Pierre Sorlin University of Paris-VIII (Saint-Denis) Let me put this bluntly: I have never before read a book that simultaneously impressed me for its scholarly brilliance yet read like a novel. Englund's examination of Napoleon's apolitical politics of la Nation is must reading for historians, yet his opening description of the Emperor's tomb at Les Invalides is worthy of Balzac.
Description
This sophisticated and masterful biography, written by a respected French history scholar who has taught courses on Napoleon at the University of Paris, brings new and remarkable analysis to the study of modern history's most famous general and statesman.
Since boyhood, Steven Englund has been fascinated by the unique force, personality, and political significance of Napoleon Bonaparte, who, in only a decade and a half, changed the face of Europe forever. In Napoleon: A Political Life, Englund harnesses his early passion and intellectual expertise to create a rich and full interpretation of a brilliant but flawed leader.
Napoleon believed that war was a means to an end, not the end itself. With this in mind, Steven Englund focuses on the political, rather than the military or personal, aspects of Napoleon's notorious and celebrated life. Doing so permits him to arrive at some original conclusions. For example, where most biographers see this subject as a Corsican patriot who at first detested France, Englund sees a young officer deeply committed to a political event, idea, and opportunity (the French Revolution) -- not to any specific nationality. Indeed, Englund dissects carefully the political use Napoleon made, both as First Consul and as Emperor of the French, of patriotism, or "nation-talk."
As Englund charts Napoleon's dramatic rise and fall -- from his Corsican boyhood, his French education, his astonishing military victories and no less astonishing acts of reform as First Consul (1799-1804) to his controversial record as Emperor and, finally, to his exile and death -- he is at particular pains to explore the unprecedented power Napoleon maintained over the popular imagination. Alone among recent biographers, Englund includes a chapter that analyzes the Napoleonic legend over the course of the past two centuries, down to the present-day French Republic, which has its own profound ambivalences toward this man whom it is afraid to recognize yet cannot avoid. Napoleon: A Political Life presents new consideration of Napoleon's adolescent and adult writings, as well as a convincing argument against the recent theory that the Emperor was poisoned at St. Helena. The book also offers an explanation of Napoleon's role as father of the "modern" in politics.
What finally emerges from these pages is a vivid and sympathetic portrait that combines youthful enthusiasm and mature scholarly reflection.

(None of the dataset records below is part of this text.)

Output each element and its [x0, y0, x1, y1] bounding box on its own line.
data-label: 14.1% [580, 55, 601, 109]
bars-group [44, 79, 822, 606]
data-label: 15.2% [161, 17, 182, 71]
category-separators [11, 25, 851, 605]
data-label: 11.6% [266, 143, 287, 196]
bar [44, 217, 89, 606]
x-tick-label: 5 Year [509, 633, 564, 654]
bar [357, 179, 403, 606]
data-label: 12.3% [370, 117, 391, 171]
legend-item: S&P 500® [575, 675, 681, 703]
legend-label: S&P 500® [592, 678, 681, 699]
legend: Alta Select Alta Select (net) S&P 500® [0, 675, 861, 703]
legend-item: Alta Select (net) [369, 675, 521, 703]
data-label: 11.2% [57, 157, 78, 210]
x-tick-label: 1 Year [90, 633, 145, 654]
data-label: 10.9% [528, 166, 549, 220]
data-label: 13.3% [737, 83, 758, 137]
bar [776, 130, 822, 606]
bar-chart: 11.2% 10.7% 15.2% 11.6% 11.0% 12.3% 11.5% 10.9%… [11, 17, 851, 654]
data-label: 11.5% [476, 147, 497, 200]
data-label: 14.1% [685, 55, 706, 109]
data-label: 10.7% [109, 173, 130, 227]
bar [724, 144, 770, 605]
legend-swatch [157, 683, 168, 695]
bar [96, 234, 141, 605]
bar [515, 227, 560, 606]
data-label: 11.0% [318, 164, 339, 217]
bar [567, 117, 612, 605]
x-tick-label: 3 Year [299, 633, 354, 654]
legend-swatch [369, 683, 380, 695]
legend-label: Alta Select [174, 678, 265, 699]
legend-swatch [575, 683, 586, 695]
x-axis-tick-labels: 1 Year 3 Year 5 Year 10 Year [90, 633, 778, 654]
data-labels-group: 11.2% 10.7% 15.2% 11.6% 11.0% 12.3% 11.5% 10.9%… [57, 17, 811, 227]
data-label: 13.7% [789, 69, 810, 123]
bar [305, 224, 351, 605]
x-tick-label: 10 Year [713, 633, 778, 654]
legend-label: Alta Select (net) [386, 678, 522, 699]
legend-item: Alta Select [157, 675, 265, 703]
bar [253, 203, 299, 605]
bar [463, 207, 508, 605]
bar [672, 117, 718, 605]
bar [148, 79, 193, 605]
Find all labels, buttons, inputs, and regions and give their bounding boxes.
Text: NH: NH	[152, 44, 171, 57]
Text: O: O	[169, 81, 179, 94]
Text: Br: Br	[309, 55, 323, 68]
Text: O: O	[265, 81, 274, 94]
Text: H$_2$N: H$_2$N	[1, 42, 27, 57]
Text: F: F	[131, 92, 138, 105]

The result is already regarded by experts as the Napoleonic bicentennial's first major interpretation of this perennial subject.
Reviews
Louis Bergeron School for Advanced Studies in the Social Sciences (Paris), author of France Under Napoleon With his acute look from across the Atlantic, and his panoramic knowledge of the literature on the subject, Englund must be read. There is no doubt some predestination present in his writing a book that will definitely remain an epoch-making one.
Philip G. Dwyer University of Newcastle, editor of Napoleon and Europe Steven Englund's is the best biography of Napoleon to have been written in English in many, many years.
Jack Miles MacArthur Fellow, Pulitzer Prize-winning author of God: A Biography Two centuries later, Napoleon Bonaparte can still fill us with awe -- at least when we meet him in the company of Steven Englund. An arresting reintroduction to a man about whom, after all, the last word has not been said.